Sebagai gunungapi aktif, Slamet telah mengalami beberapa kali letusan. Menurut PVMBG letusan pertama yang tercatat dalam sejarah dimulai pada tahun 1772, letusan terbaru terjadi pada tahun 1992 kemudian terjadi kembali letusan pada tahun 2009-2010. Masa istirahat terpendek adalah satu tahun sedangkan yang terpanjang 53 tahun. Sebagai gunungapi aktif yang masuk dalam Tipe A, Gunung Slamet berada pada daerah berpenduduk padat, bahkan wilayahnya cukup luas karena meliputi lima kabupaten yaitu Purbalingga, Pemalang, Tegal, Brebes, dan Banyumas. Pada tanggal 20-26 Mei 2015 kembali terjadi peningkatan aktivitas di sekitar kawah Gunung Slamet yang ditandai oleh gempa tremor (http://volcano.si.edu). Peningkatan aktivitas bahkan telah berlangsung sejak tahun 2014. Laporan badan geologi menunjukkan bahwa Pada tanggal 10 Maret 2014 tingkat aktivitas Gunung Slamet dinaikan dari Level I (Normal) menjadi Level II (Waspada). Kemudian pada tanggal 30 April 2014 tingkat aktivitas Gunung Slamet dinaikan dari Level II (Waspada) menjadi Level III (Siaga) dan tanggal 12 Mei 2014 diturunkan kembali menjadi Level II (Waspada).

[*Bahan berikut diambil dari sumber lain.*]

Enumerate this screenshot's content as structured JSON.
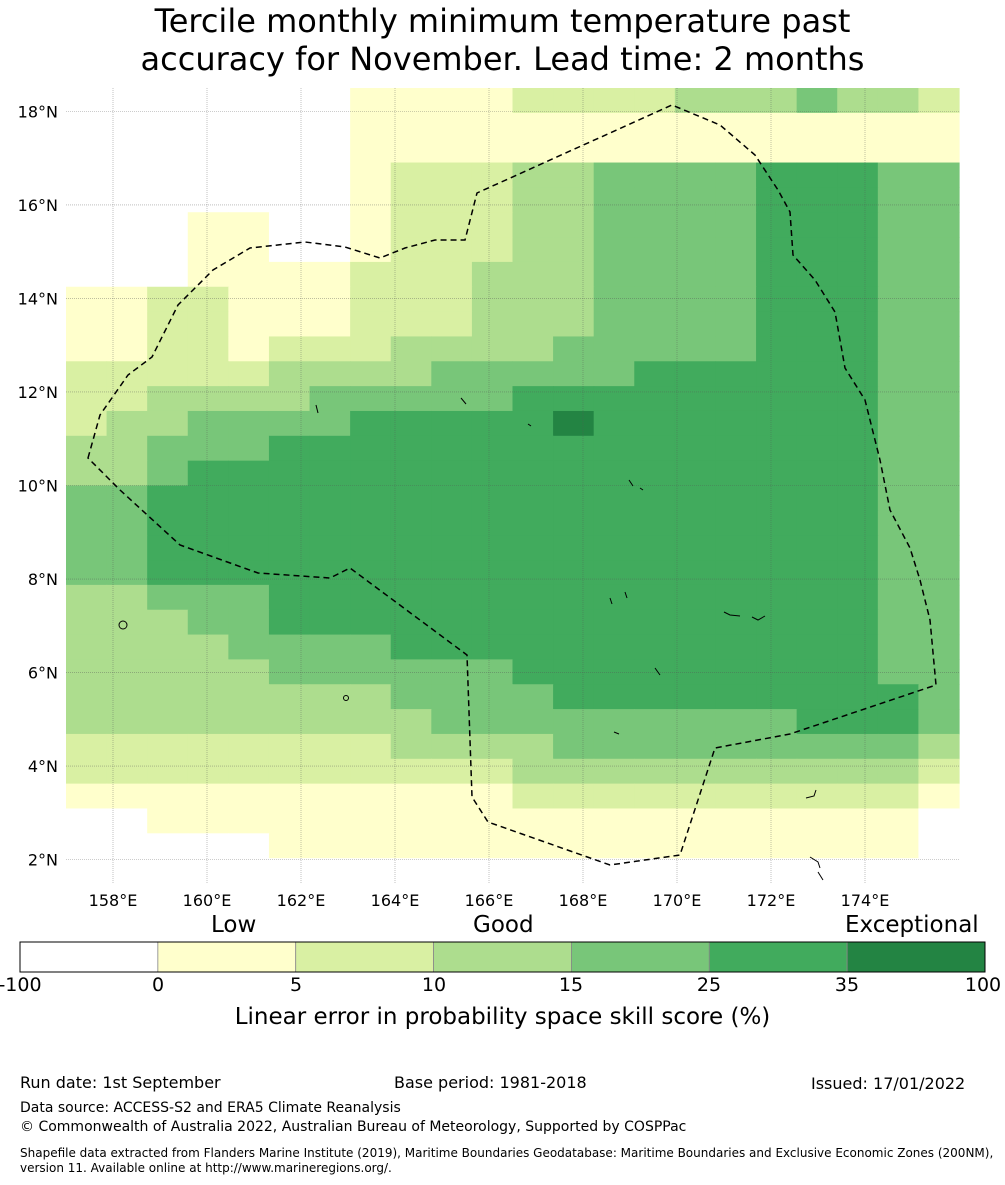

Tanggal 12 Agustus 2014 tingkat aktivitas Gunung Slamet dinaikan dari Level II (Waspada) menjadi Level III (Siaga), dan tanggal 5 Januari 2015 tingkat aktivitas Gunung Slamet di turunkan menjadi Level II (Waspada).
Gunungapi Slamet termasuk ke dalam tipe gunungapi strato, yaitu berbentuk menyerupai kerucut. Secara geomorfologi biasanya gunungapi strato terbagi menjadi beberapa bagian yaitu: kepundan (kawah) sebagai pusat aktivitas vulkanisme, kerucut vulkan (bingkai sisi luar kawah) yang curam, lereng gunungapi (bisa dibedakan menjadi lereng atas, tengah, dan bawah), dan dataran kaki gunungapi. Semakin mendekati kepundan lerengnya semakin curam sementara semakin menuju kaki gunungapi semakin landai. Jadi, kerucut gunungapi strato walaupun seringkali nampak sebagai satu tubuh gunungapi saja, sebenarnya terdiri dari beberapa segmen yang dapat dibedakan berdasarkan tingkat kecuraman lerengnya. Masing-masing segmen tersebut dibatasi oleh takik lereng (tekuk lereng) yaitu ketika terjadi perubahan kemiringan secara tegas. Apabila kita melakukan pendakian, seringkali pada awal pendakian kita menjumpai lereng yang landai kemudian semakin lama semakin curam dan ketika mendekati puncak kemiringan lerengnya menjadi sangat curam. Hal ini merupakan ciri dari gunungapi strato. Mengapa dapat terjadi bentuk seperti demikian? Bentuk yang terjadi tidak terlepas dari proses pembentukan gunungapi itu sendiri. Pada gunungapi strato biasanya terjadi letusan secara eksplosif dan efusif secara berselang-seling, materialnya juga berselang-seling antara material piroklastik dan lava. Material yang berat dan kental diendapkan dekat kepundan sehingga menghasilkan lereng yang curam, sedangkan material yang halus diendapkan lebih jauh sehingga membentuk lereng yang landai. Proses selang-seling ini nampak seperti peristiwa penumpukan material secara bertingkat, oleh karena itu hasilnya dinamakan gunungapi strato (bertingkat).

10
 
Bagaimana dengan kondisi geomorfologi Gunungapi Slamet? Martopo (1984) menjelaskan bahwa Gunung Slamet dibedakan menjadi; (a) bagian yang tua yaitu bagian barat yang mengalami gangguan tektonik, (b) kerucut muda yang terletak di sebelah timurnya, dan (c) beberapa tempat erupsi yang kecil pada lereng timurnya. Gunungapi Slamet dengan ketinggian 3.428 mdpal adalah gunung tertinggi di Jawa Tengah. Secara morfologi Gunungapi Slamet dibedakan menjadi lima bagian yaitu lereng atas yang tertutup oleh medan lava, breksi fluvial, breksi piroklastik, dan debu vulkanik; lereng tengah yang tertutup oleh breksi fluvio vulkanik, lava, aglomerat, dan debu dengan material hasil pelapukan; lereng bawah dan lerengkaki yang tertutup oleh breksi fluviovulkanik, lahar, deposit aliran rombakan (debris), dan deposit aliran sungai serta material hasil pelapukan; dan bagian Gunung Slamet tua dengan breksi fluvial pleistosen, lempung, breksi, dan lempung tidak terstruktur
Kawah dan hamparan pasir di Puncak Gunung Slamet (Dok. MPA Mahameru, 2012)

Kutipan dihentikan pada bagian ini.